Un azzardo che ha la presunzione di contrapporsi
all’impoverimento del “capire” verso cui ci sta portando il
consumo di immagini offerto dalla tv e da internet.
Il processo interpretativo, così, inoculato di insidie e dubbi,
trascende il limite logico delle parole e oscillando tra il
certo e l’incerto, per effetto dell’efficacia narrativa del
nodo, viene indotto a confrontarsi con quelle incertezze, quelle
ombre che governano la nostra vita.
Una sfida proposta all’intelligenza che costretta a lavorare su
assunzioni dai risultati contrastanti, sente il bisogno di
ricercare una congruenza, un filo conduttore e di albergare.
Se l’osservatore si lascia coinvolgere e partecipa al “gioco”

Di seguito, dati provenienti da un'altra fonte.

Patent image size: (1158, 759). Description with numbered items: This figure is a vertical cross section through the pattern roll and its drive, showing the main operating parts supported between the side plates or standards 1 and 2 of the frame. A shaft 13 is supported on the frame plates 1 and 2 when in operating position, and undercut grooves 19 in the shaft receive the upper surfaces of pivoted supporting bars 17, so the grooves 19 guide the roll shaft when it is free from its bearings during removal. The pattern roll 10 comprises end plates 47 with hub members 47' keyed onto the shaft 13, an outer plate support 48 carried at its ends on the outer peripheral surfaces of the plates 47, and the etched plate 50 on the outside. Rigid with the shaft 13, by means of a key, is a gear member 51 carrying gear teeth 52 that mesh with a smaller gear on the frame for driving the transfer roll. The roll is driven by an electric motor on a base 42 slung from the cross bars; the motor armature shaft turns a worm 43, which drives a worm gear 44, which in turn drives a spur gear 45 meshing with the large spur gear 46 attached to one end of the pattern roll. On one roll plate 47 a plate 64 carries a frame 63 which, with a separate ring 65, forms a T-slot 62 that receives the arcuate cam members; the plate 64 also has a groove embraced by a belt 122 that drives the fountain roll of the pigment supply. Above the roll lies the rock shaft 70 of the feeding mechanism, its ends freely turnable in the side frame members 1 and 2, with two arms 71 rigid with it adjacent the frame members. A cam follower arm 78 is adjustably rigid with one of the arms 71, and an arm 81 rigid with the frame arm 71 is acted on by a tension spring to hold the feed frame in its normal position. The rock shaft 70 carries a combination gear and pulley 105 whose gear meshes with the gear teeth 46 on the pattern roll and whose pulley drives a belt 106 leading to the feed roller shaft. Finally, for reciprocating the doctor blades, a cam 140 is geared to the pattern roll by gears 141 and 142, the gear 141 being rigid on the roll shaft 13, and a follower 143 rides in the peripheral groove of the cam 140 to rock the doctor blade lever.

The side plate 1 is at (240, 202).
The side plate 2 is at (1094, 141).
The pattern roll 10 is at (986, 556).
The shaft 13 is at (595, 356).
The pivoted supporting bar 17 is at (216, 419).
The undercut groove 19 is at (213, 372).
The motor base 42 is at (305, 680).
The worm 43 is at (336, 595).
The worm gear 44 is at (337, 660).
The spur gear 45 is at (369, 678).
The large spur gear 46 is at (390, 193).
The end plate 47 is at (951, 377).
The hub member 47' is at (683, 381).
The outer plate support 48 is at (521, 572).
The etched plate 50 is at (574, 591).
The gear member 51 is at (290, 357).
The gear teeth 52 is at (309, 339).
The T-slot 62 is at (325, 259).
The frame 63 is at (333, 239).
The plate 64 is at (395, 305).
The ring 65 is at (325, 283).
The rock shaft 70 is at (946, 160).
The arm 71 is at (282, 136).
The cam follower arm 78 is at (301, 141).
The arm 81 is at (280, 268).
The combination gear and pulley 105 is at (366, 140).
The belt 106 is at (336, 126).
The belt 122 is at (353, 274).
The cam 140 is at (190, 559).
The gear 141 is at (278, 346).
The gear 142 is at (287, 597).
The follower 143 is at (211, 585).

proposto avrà la consapevolezza di essere parte costitutiva
dell’opera e scrutando il visibile potrà impadronirsi
dell’imponderabile, dell’improbabile in un processo mai
definitivo e inesauribile per approdare ad una nuova oggettività
in continua mutazione.
L’immagine, allora, tende a tradurre la realtà in un linguaggio
che usa il nodo come simbolo universale e l’inosservabile
trasforma il quadro in un contenitore di significati inattesi,
determinando non solo illusioni per l’occhio del corpo ma anche
e soprattutto allusioni per la “retina” della mente.